Rho GTPases in axon growth. Rho can either promote or inhibit axon extension depending on the type of effector (mDia or ROCK, respectively). The Rap1-activated RA-RhoGAP or p190RhoGAP (blue) inactivate Rho to promote axon growth. On the other hand, the Rho-specific GEF domain of Kalirin-9 activates Rho to promote axon growth. Both ROCK and PAK can inhibit the actin-depolymerizing factor cofilin through LIM kinase (LIMK). The balance of dephosphorylated (active) and phosphorylated (inactive) cofilin appears to be crucial for axonal extension.

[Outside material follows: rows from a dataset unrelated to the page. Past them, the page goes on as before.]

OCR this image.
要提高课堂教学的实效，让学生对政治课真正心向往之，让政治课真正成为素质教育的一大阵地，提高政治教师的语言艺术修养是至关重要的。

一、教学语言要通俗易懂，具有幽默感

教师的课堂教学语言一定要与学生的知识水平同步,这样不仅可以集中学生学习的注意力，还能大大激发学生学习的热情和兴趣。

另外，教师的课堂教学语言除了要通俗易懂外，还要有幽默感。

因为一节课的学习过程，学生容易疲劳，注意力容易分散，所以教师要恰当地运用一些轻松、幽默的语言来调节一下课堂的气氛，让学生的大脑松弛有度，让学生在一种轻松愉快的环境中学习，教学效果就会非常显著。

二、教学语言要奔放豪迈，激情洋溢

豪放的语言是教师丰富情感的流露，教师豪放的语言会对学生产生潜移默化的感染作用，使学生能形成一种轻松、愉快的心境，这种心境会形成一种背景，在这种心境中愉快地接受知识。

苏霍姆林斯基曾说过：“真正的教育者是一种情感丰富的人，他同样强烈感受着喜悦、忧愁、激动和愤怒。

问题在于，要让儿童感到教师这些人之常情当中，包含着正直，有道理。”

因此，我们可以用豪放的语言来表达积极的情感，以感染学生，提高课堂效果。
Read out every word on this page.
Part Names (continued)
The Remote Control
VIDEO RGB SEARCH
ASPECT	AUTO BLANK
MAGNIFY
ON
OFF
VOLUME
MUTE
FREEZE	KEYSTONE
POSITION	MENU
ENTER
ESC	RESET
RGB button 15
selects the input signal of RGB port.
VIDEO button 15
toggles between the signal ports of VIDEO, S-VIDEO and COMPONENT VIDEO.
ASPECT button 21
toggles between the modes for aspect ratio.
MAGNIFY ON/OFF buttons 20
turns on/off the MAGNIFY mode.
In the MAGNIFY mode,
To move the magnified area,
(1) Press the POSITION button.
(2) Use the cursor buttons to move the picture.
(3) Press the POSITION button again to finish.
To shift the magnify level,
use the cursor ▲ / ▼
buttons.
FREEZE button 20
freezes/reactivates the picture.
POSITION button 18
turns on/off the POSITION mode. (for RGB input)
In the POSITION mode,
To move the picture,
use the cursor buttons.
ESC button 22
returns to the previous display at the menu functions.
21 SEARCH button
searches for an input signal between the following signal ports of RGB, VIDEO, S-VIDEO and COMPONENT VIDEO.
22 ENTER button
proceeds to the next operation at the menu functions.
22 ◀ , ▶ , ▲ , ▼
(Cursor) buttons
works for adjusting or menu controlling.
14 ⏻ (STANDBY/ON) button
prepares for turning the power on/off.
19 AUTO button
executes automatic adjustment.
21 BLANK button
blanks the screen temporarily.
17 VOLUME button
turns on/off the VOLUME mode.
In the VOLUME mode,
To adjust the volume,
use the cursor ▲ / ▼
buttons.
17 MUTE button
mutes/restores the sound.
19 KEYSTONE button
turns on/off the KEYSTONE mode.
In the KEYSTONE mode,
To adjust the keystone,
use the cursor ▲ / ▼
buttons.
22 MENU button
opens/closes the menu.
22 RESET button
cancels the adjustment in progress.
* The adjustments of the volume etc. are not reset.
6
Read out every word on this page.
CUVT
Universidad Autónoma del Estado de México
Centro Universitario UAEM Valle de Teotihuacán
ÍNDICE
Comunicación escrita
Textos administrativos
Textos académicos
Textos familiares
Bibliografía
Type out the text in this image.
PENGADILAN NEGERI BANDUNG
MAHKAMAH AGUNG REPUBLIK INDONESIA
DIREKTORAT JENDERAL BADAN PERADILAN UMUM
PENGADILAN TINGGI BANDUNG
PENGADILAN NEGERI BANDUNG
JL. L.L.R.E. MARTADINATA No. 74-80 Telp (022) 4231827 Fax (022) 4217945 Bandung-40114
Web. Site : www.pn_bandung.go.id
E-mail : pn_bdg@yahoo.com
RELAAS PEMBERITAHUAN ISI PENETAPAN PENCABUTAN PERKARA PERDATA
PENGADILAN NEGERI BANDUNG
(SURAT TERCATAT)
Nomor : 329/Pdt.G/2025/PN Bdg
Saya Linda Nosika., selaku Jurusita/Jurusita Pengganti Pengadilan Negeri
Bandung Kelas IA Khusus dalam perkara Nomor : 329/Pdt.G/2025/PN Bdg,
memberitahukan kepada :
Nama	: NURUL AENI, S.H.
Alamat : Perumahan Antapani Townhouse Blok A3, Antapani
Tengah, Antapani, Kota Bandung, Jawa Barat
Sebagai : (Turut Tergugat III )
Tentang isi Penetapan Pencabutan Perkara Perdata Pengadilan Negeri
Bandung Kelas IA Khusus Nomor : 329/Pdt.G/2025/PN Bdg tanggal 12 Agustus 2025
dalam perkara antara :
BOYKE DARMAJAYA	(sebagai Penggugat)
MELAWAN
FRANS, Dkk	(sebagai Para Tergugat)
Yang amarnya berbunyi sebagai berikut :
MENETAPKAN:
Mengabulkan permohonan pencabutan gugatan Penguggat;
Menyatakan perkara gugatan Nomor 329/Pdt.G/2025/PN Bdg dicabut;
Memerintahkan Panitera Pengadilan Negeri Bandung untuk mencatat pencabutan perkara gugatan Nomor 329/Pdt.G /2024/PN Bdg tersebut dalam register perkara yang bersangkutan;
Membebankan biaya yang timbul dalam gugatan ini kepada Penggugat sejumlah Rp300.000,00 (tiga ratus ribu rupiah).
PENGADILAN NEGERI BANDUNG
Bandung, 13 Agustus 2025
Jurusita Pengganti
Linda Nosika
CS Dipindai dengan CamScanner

Several GEFs (orange) like Tiam1, STEF, and Dock180 may act upstream of Rac to regulate actin and microtubule dynamics. Cdc42 can also control the actin and microtubule cytoskeletons during axon growth via some of its effectors like IQGAP3, PAK, and N-WASP. See text for details.

Figure 4.

Rho and Ras GTPases in Semaphorin signaling. (A) Signaling downstream of plexinA1 receptors involves up-regulation of Rho activity, leading to an increase in ROCK-mediated actin contractility. In addition, direct binding of Rac.GTP to the GTPase-binding region of plexin (pink rhombus) may induce a conformational change in the plexin cytoplasmic tail and enhance receptor endocytosis. Sema3A-induced dissociation of the Rac GEF FARP2 from the plexinA1/neuropilin complex promotes the recruitment of Rnd1 to plexinA1. The Rnd1/plexinA1 interaction opens the two R-Ras GAP domains of plexinA1 (gray), thus leading to R-Ras inactivation. This event may facilitate growth-cone collapse by inhibiting integrin-mediated adhesion and promoting microtubule destabilization (through a decrease in PI3K/Akt and a subsequent increase in GSK-3 activities). Only the intracellular domain of the plexin receptor is shown and interactions with co-receptors are not shown. (B) Rho activity downstream of plexinB1 undergoes transient down-regulation via p190RhoGAP, possibly to mediate inhibition of integrin function. The PDZ domain-binding motif exclusively present in the plexinB receptor subfamily (orange triangle) interacts with the Rho GEFs PDZ-RhoGEF and LARG in a Sema-dependent fashion, thereby causing Rho activation and growth-cone collapse. Similar to plexinA1, the association with Rnd1 is required to enable the R-Ras GAP activity of plexinB1. Only the intracellular domain of the plexin receptor is shown and interactions with co-receptors are not shown.

Figure 5.

Rho and Ras GTPases in Ephrin/Slit/Netrin signaling. (A) Schematic of the GEFs and GAPs involved in EphA4 (left) or EphB2 (right) signaling. Inhibition of Rac/PAK cascade (by the Rac GAP α–chimerin) may function together with ephexin-mediated Rho activation in controlling the cytoskeletal rearrangements leading to growth-cone collapse. However, Rac activation (by Vav2) can also contribute to collapse by stimulating endocytosis of the Ephrin/Eph complex. A tight regulation of R-Ras and Rap1 through GAPs (SPAR, p120RasGAP) and GEFs (like SHEP1) seems to be needed downstream of Eph signaling, possibly for the control of matrix adhesion. (B) Rac activity appears to be tightly regulated downstream of Slit through the GEF Sos and the GAP CrGAP/Vilse. Slit stimulation recruits the adaptor protein Dreadlocks (Drosophila Dock/vertebrate Nck) and subsequently PAK to Robo conserved cytoplasmic (CC) sequences (orange). The Robo/Dock complex interacts with Sos, mediating Slit-dependent Rac activation. The role of Rho in Slit/Robo signaling remains unclear and may depend on the neuronal context. (C) DCC homodimers promote growth-cone attraction through Rac, Cdc42, and PAK activation. On Netrin-1 binding, the adaptor Nck (which constitutively interacts with DCC), active Rac, Cdc42, Pak1, and N-WASP are recruited into a complex with the intracellular domain of DCC, triggering reorganization of the growth-cone actin cytoskeleton. The GEFs DOCK180 and Trio appear to be involved in netrin-1-dependent Rac activation. DCC may also down-regulate Rho and ROCK; however, the signaling mechanisms leading to the modulation of Rho activity downstream of netrin are still unclear, and they are likely to include cross talk with other GTPases. Only the intracellular domains of Robo and the DCC homodimer are shown in (B) and (C), respectively.